Body Double is writer/director Brian DePalma‘s homage to classic thrillers by the master, Alfred Hitchcock. The tributes to films like Vertigo, Rear Window, and Dial M for Murder are so prominent, some have suggested that Body Double itself is a quasi-remake of sorts.

Whether it is or isn’t doesn’t matter—Body Double is, ultimately, a great film, a violent, lurid piece of cinema that still holds up to this day. The trailer posted above is a classic, having won a Clio in 1984. It doesn’t show anything that actually happens in the movie, so here’s a plot summary for you, courtesy of The Database:

After unemployed actor Jake Scully finds his girlfriend in bed with another man he moves out and accepts an offer from fellow struggling actor Jake Bouchard to house-sit for a few weeks.

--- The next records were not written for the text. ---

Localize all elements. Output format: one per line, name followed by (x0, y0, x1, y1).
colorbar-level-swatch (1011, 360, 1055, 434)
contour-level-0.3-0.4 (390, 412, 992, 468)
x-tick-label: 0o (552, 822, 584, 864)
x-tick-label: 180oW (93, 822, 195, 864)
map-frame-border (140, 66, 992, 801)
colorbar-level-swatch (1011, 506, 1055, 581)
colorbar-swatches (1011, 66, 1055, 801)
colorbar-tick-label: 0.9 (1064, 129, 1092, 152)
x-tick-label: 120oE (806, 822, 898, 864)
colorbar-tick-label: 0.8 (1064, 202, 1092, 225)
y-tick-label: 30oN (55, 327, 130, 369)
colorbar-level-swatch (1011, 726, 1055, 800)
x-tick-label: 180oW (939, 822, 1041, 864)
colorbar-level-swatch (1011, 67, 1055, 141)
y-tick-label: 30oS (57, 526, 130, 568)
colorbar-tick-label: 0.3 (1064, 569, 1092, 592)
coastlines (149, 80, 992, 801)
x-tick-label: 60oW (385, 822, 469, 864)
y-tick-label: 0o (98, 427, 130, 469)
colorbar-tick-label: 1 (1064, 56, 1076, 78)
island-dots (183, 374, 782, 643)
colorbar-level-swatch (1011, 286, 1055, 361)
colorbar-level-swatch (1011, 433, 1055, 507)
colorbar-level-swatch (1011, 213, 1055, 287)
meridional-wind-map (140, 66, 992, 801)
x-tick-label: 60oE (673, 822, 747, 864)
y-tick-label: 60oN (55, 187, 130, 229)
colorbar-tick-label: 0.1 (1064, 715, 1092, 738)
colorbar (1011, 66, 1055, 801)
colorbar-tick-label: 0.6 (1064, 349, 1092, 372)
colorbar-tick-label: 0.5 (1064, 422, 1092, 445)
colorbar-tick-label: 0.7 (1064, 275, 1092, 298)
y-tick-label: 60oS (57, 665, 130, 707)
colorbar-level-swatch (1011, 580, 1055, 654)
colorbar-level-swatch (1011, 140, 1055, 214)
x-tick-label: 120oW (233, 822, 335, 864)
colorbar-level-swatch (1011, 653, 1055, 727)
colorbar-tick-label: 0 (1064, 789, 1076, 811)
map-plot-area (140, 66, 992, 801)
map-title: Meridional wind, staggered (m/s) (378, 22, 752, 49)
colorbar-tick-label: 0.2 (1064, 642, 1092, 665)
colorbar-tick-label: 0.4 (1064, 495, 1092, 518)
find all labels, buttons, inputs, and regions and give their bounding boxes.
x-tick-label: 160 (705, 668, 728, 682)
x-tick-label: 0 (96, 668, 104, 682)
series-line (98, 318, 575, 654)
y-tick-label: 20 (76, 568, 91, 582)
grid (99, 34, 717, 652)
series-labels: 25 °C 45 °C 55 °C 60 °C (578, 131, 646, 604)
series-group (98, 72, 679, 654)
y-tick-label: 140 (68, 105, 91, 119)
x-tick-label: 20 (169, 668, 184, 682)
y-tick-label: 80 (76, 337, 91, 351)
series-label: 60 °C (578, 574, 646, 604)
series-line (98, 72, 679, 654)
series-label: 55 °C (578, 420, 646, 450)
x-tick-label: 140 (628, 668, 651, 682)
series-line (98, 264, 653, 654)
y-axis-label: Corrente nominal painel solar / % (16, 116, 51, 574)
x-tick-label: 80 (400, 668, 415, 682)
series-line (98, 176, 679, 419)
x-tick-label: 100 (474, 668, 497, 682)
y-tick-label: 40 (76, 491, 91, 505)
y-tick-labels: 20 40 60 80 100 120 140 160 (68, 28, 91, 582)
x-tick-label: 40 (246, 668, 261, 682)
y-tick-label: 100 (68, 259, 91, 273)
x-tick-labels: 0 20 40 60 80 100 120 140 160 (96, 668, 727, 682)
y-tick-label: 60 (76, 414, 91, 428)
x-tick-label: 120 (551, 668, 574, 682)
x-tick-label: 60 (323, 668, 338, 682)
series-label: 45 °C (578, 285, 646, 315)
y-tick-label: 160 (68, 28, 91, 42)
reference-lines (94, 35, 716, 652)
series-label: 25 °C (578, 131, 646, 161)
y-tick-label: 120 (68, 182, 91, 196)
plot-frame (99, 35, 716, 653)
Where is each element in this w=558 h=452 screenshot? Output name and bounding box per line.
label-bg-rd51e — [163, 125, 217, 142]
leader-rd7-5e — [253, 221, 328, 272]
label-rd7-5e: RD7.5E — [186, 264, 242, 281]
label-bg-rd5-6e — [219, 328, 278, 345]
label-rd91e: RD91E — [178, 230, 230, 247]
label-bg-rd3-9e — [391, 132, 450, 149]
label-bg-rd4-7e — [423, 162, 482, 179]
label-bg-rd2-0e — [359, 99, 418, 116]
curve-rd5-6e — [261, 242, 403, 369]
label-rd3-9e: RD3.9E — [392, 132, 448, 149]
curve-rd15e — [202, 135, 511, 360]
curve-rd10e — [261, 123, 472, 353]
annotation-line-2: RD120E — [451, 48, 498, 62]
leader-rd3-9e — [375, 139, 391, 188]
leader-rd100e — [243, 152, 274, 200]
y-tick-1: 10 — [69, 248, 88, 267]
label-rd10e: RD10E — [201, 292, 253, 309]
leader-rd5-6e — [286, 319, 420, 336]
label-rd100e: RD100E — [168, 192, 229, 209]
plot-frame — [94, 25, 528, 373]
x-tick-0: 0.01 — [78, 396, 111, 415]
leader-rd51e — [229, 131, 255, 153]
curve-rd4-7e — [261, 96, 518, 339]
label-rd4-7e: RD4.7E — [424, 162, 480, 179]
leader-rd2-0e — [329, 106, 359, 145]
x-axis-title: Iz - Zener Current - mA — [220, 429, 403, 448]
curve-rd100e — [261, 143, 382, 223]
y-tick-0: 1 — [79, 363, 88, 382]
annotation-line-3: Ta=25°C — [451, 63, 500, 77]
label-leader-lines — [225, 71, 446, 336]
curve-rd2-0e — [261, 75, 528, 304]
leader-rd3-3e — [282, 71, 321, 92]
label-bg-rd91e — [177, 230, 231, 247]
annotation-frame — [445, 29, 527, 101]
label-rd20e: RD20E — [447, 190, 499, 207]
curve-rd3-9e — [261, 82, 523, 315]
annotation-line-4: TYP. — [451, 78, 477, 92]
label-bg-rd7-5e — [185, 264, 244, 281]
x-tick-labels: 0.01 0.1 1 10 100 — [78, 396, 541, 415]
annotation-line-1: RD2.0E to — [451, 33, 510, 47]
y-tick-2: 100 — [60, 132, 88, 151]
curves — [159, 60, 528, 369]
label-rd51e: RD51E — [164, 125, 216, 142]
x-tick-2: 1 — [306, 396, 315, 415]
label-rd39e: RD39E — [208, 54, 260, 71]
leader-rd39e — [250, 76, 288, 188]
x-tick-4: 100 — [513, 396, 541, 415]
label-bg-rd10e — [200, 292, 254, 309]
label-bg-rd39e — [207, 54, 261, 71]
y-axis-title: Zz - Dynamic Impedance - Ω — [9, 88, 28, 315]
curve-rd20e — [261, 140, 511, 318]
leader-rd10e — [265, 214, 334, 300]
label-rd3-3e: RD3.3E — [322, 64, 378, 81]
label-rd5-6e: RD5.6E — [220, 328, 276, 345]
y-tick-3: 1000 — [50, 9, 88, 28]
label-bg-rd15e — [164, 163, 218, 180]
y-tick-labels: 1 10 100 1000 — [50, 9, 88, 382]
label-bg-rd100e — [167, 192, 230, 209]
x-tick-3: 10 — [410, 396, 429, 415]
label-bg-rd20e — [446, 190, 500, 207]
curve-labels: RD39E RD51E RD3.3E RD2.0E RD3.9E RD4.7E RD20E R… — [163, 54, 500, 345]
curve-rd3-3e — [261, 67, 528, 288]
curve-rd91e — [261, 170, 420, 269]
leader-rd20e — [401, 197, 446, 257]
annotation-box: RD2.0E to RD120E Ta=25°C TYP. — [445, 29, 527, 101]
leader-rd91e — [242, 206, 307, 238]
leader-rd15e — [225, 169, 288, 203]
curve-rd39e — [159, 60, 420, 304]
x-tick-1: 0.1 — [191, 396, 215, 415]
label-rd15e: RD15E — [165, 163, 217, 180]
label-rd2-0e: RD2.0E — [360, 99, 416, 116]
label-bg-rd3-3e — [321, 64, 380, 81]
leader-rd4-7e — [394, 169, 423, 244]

Apart from getting to live in a swank and ultra-modern house he also get to watch a sexy neighbor, Gloria Revelle, who does a sexy dance in front of her window every night at exactly the same time. He becomes interested in the girl, infatuated even, following her around and eventually meeting her. She also has another admirer however and while watching her one night through his telescope, Jake sees her murdered by this other man. The police are skeptical about what he claims to have seen, but the case takes an even stranger twist when, while watching adult TV, he sees a porn star do the exact same dance he’d watched for all those nights. He soon realizes he’s been an unwitting accomplice in a complex plot.